TP: Free improv music is often labeled as such, but it’s not actually free. And that’s okay, but sometimes it refers to a different vocabulary and a language and there are different histories and lineages in improvised settings.
It’s basically instant composition, is one way to think about it. And if it’s really free, it’s about bringing some frame of reference, some parameters, even if it’s just personal, you’re improvising, you’re looking for meaning in the sounds that are around you. That is personal. If you’re deriving meaning, you’re really listening and hearing what’s actually happening, that will make you feel a certain way, and you respond to that. It’s organizing sound.
In the improv world, there’s wonderful space to just explore different sounds, and you’re expanding what you know is possible with your instrument without using electronic effects or something…there are so many sounds to be extracted from a standard drum set, just with your hands and sticks. I love that parameter, ‘how can I get that tone?’ It’s really just messing around… ‘I wonder what happens if I do this.’ Then you learn it, and you learn to control it, and you get that sound in your ear and then you’re playing music.
CW: Do you have any favorite drummers who are known for their improv style?
TP: In New York I’d see Paul Motian play fairly often. He was a huge inspiration to me. You got the sense that he’s one of the deepest, most experienced, most brilliant musicians that we’ve had, and then he also played like he was a child – everything he was doing, he was discovering it for the first time. But simultaneously you felt the depth and weight of his intent. That made a huge impression on me. Andrew Cyrille, Jack Dejohnette and Billy Hart have all been hugely inspirational, particularly in open improvised settings.
CW: How do you limit yourself when it comes to working with so many different artists?
TP: I feel fortunate that I have the option to, at times, work with a number of different people. Especially now that I’m focusing more on my own music, I’m realizing that I need to carve out time in my schedule to just not work for anyone else for a little while, to get a deeper level of thought and listening happening on my own. I can’t just turn it on for two days in between a tour…Right now I want to make sure I do my absolute best with this record that I’m making with Andrew [D’Angelo]. This record at its core is a duet with Andrew, so doing everything I can to honor that collaboration and the music that we made.
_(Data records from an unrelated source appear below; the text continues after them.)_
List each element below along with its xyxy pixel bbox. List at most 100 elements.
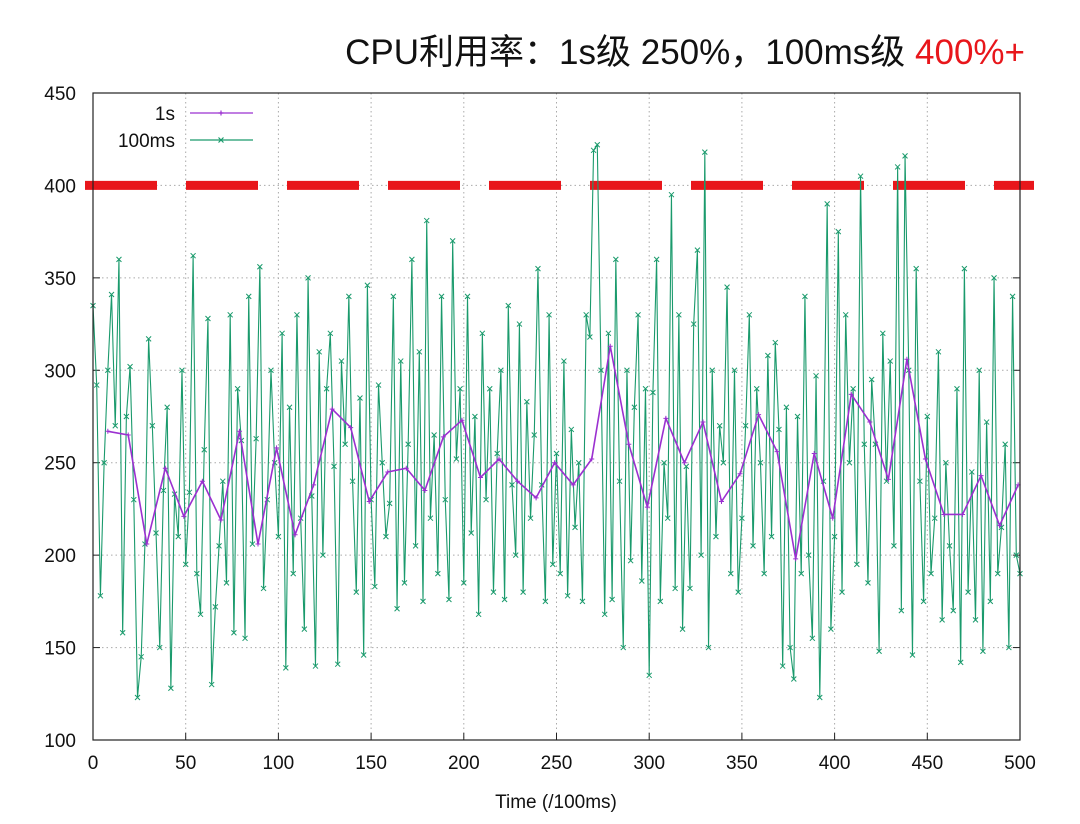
data-point xyxy=(385,469,391,475)
data-point xyxy=(805,552,812,558)
data-point xyxy=(409,256,415,263)
data-point xyxy=(199,478,205,484)
data-point xyxy=(486,385,493,392)
data-point xyxy=(190,252,196,259)
data-point xyxy=(705,644,712,651)
data-point xyxy=(442,496,449,503)
data-point xyxy=(268,367,274,374)
data-point xyxy=(253,435,260,442)
data-point xyxy=(839,589,845,595)
data-point xyxy=(709,367,716,374)
legend: 1s 100ms xyxy=(118,104,253,152)
data-point xyxy=(809,635,816,642)
data-point xyxy=(642,385,649,392)
data-point xyxy=(105,428,111,434)
data-point xyxy=(942,459,949,466)
data-point xyxy=(234,385,241,392)
data-point xyxy=(724,284,730,290)
data-point xyxy=(186,489,193,496)
data-point xyxy=(420,598,426,605)
data-point xyxy=(290,570,297,577)
data-point xyxy=(994,570,1001,577)
data-point xyxy=(672,585,679,592)
data-point xyxy=(816,694,823,701)
data-point xyxy=(626,441,632,447)
data-point xyxy=(965,589,971,595)
data-point xyxy=(405,441,412,448)
x-tick-label: 100 xyxy=(263,753,295,774)
data-point xyxy=(371,583,378,590)
data-point xyxy=(676,311,682,318)
series-100ms xyxy=(90,141,1023,701)
data-point xyxy=(687,585,693,592)
data-point xyxy=(701,149,708,156)
data-point xyxy=(311,482,317,488)
data-point xyxy=(397,358,404,364)
data-point xyxy=(349,478,356,485)
data-point xyxy=(383,533,389,540)
x-tick-label: 300 xyxy=(633,753,665,774)
data-point xyxy=(719,499,725,505)
y-tick-label: 300 xyxy=(44,361,76,382)
data-point xyxy=(1009,293,1016,300)
data-point xyxy=(515,478,521,484)
data-point xyxy=(960,511,966,517)
data-point xyxy=(366,499,372,505)
data-point xyxy=(257,263,263,270)
data-point xyxy=(116,256,122,263)
data-point xyxy=(650,389,656,396)
data-point xyxy=(997,523,1003,529)
title-highlight: 400%+ xyxy=(915,33,1025,72)
data-point xyxy=(327,330,334,337)
data-point xyxy=(123,413,130,420)
data-point xyxy=(255,541,261,547)
data-point xyxy=(931,515,938,522)
data-point xyxy=(846,459,853,466)
data-point xyxy=(523,398,530,405)
data-point xyxy=(779,663,786,669)
series-layer xyxy=(90,141,1023,701)
data-point xyxy=(112,422,119,429)
data-point xyxy=(477,475,483,481)
data-point xyxy=(231,629,237,636)
data-point xyxy=(260,585,267,592)
data-point xyxy=(197,611,204,618)
data-point xyxy=(978,473,984,479)
data-point xyxy=(679,626,686,632)
data-point xyxy=(275,533,282,540)
data-point xyxy=(236,428,242,434)
data-point xyxy=(119,629,126,636)
data-point xyxy=(894,164,901,170)
x-tick-label: 400 xyxy=(819,753,851,774)
data-point xyxy=(983,419,990,425)
data-point xyxy=(783,404,790,411)
data-point xyxy=(475,611,482,618)
data-point xyxy=(861,441,868,448)
data-point xyxy=(316,348,323,355)
data-point xyxy=(668,191,675,198)
series-1s xyxy=(105,343,1021,562)
data-point xyxy=(928,570,934,577)
data-point xyxy=(212,604,219,610)
data-point xyxy=(201,446,208,453)
data-point xyxy=(286,404,293,411)
data-point xyxy=(138,653,145,660)
data-point xyxy=(924,413,931,420)
data-point xyxy=(561,358,567,364)
data-point xyxy=(93,382,100,388)
data-point xyxy=(954,385,960,392)
data-point xyxy=(904,356,910,362)
x-tick-label: 450 xyxy=(911,753,943,774)
data-point xyxy=(813,372,819,379)
data-point xyxy=(127,363,133,370)
data-point xyxy=(164,404,171,411)
data-point xyxy=(761,570,768,577)
legend-marker xyxy=(218,110,224,116)
data-point xyxy=(312,663,319,669)
data-point xyxy=(375,382,382,388)
data-point xyxy=(885,476,891,482)
data-point xyxy=(756,412,762,418)
data-point xyxy=(681,460,687,466)
tick-labels: 0 50 100 150 200 250 300 350 400 450 500 100 150 200 2… xyxy=(44,84,1036,774)
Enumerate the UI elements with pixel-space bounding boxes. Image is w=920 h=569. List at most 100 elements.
With Blake [Mills] we’ve been working on overdubs and we’ve found things to add that are really pleasing to listen to, that feel great, but it’s not the right “great” for our record. It starts to become a different band, so we try to keep the duet at the forefront. The imagery that we’ve been using is that Andrew and I are playing onstage and there’s a whole slew of instrumentalists kind of waiting in the wings around the periphery of the stage, ready to step in and support the moment, and then recede, leaving the two of us again.
CW: Do you plan to perform this music you’re making with Andrew D’Angelo, putting that imagery to work?
TP: Yes, we definitely plan to perform it. It remains to be seen exactly what form that will take. I know that certainly we will work up a strict duo version of the music. It’s possible I might augment my drum set with some sort of pitched percussion, could be pitched gongs or vibraphone, it could be an upright piano to my right, I’m not sure yet. We’ll have to mess around with that.
One thing that I’m excited about in playing this music live is I think we’ll be able to welcome any number of characters into the fold to join us as guests throughout our set, whether they played on the record or not. I think the music is just malleable and welcoming in that sense. Andrew and I are going to know where the music is headed and we can just take some of the musicians along for the ride with us and let them contribute. I think it’ll be really fun.